All the code and data is here
Project brief
You are working for the company that buys coffee from the farmers and sells it to cafes. Every time they get beans they have to pay q-graders to grade the coffee so they can set better prices.
Your manager has asked to develop the model that would predict the grade points without the need to hire graders.Also any other insights from the data you can find.
Country of origin
The majority of coffee beans come from the Americas and are mostly processed using a washed method.
Natural (dry) method is often used in regions with limited access to water and Brazil is one of these regions. However this method has some advantages in terms of taste. Dried coffee tends to have a rich and heavy body, which many coffee drinkers prefer. Also it allows us to experiment with different fermentation techniques.
Processing methods
As I mentioned above the majority of bages processed using a washed method followed by a natural method. Other bags fall to the semi-washed category and its different variations (like pulped, honey etc).
Qality and Altitude
It’s a commonly-held belief that the higher the altitude, the better the quality. There is some truth to that and low altitude coffees tend to taste earthy and dull and are best avoided.
However we don’t see a strong correlation which means there are many other factors that affect the taste. Saying that, all the bags with 85 or higher grade points grow at 1000 metres and higher.
Grade categories
The highest grading point we have in this dataset is 90.58. Which means we don’t really have bags with ‘outstanding’ coffee. There are some “excellent” (85+) coffees but most bags fall into the ‘Very Good’ (80+) category. Which means only 13.5% of our coffee has a grade below 80 and can not be labelled as ‘Specialty Coffee’. So if you would randomly pick a bag from our dataset most likely you will enjoy your cup of coffee (assuming you know how to brew it).

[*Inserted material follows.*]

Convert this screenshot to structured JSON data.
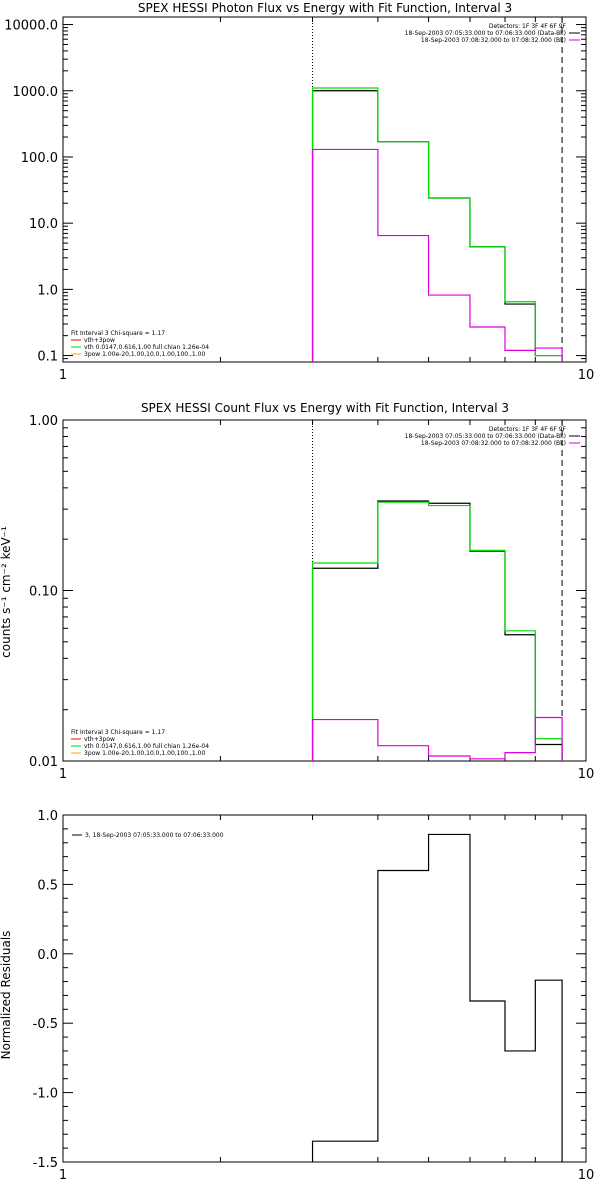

Grade distribution per country
Modelling
set.seed(150)
rows <- sample(nrow(coffee))
# Randomly order data
shuffled_coffee <- coffee[rows,]
# Determine row to split on: split
split <- round(nrow(coffee) * .80)
# Create train
train <- shuffled_coffee[1:split,]
# Create test
test <- shuffled_coffee[(split +1):nrow(shuffled_coffee),]
Cross validation model
Let’s try lm model with cross validation. It’s a good start.
set.seed(66)
# Fit lm model using 10-fold CV: model
model_cv <- train(
total.cup.points ~.,
coffee,
method = "lm",
trControl = trainControl(
method = "cv",
number = 10,
verboseIter = TRUE
)
)
p <- predict(model_cv, test)
To evaluate a regression model I like to use RMSE(root mean square error). The smaller here is better.
error <- p - test[,"total.cup.points"]
rmse_cv <- sqrt(mean(error$total.cup.points^2)) #SD = 1.722239
rmse_cv
## [1] 1.94814
Good start, but we want RMSE that less than standart deviation in dataset, so let’s try Random Forest
Random forest
set.seed(60)
model_rf <- train(
total.cup.points ~.,
tuneLength = 1,
data = coffee,
method = "ranger",
trControl = trainControl(
method = "cv",
number = 5,
verboseIter = TRUE
)
)
p <- predict(model_rf, test)
And calculate RMSE
error <- p - test[,"total.cup.points"]
# Calculate RMSE
rmse_rf <- sqrt(mean(error$total.cup.points^2)) #
rmse_rf
## [1] 1.357035
Conclusion
We got RMSE 1.357035 which is a pretty good result given SD = 2.601557. And we don’t know what the human error is , I doubt that q-graders can be more consistent than a ML Model.
Since hiring q-graders can be expensive, this model can be used to save money and time for grading the beans.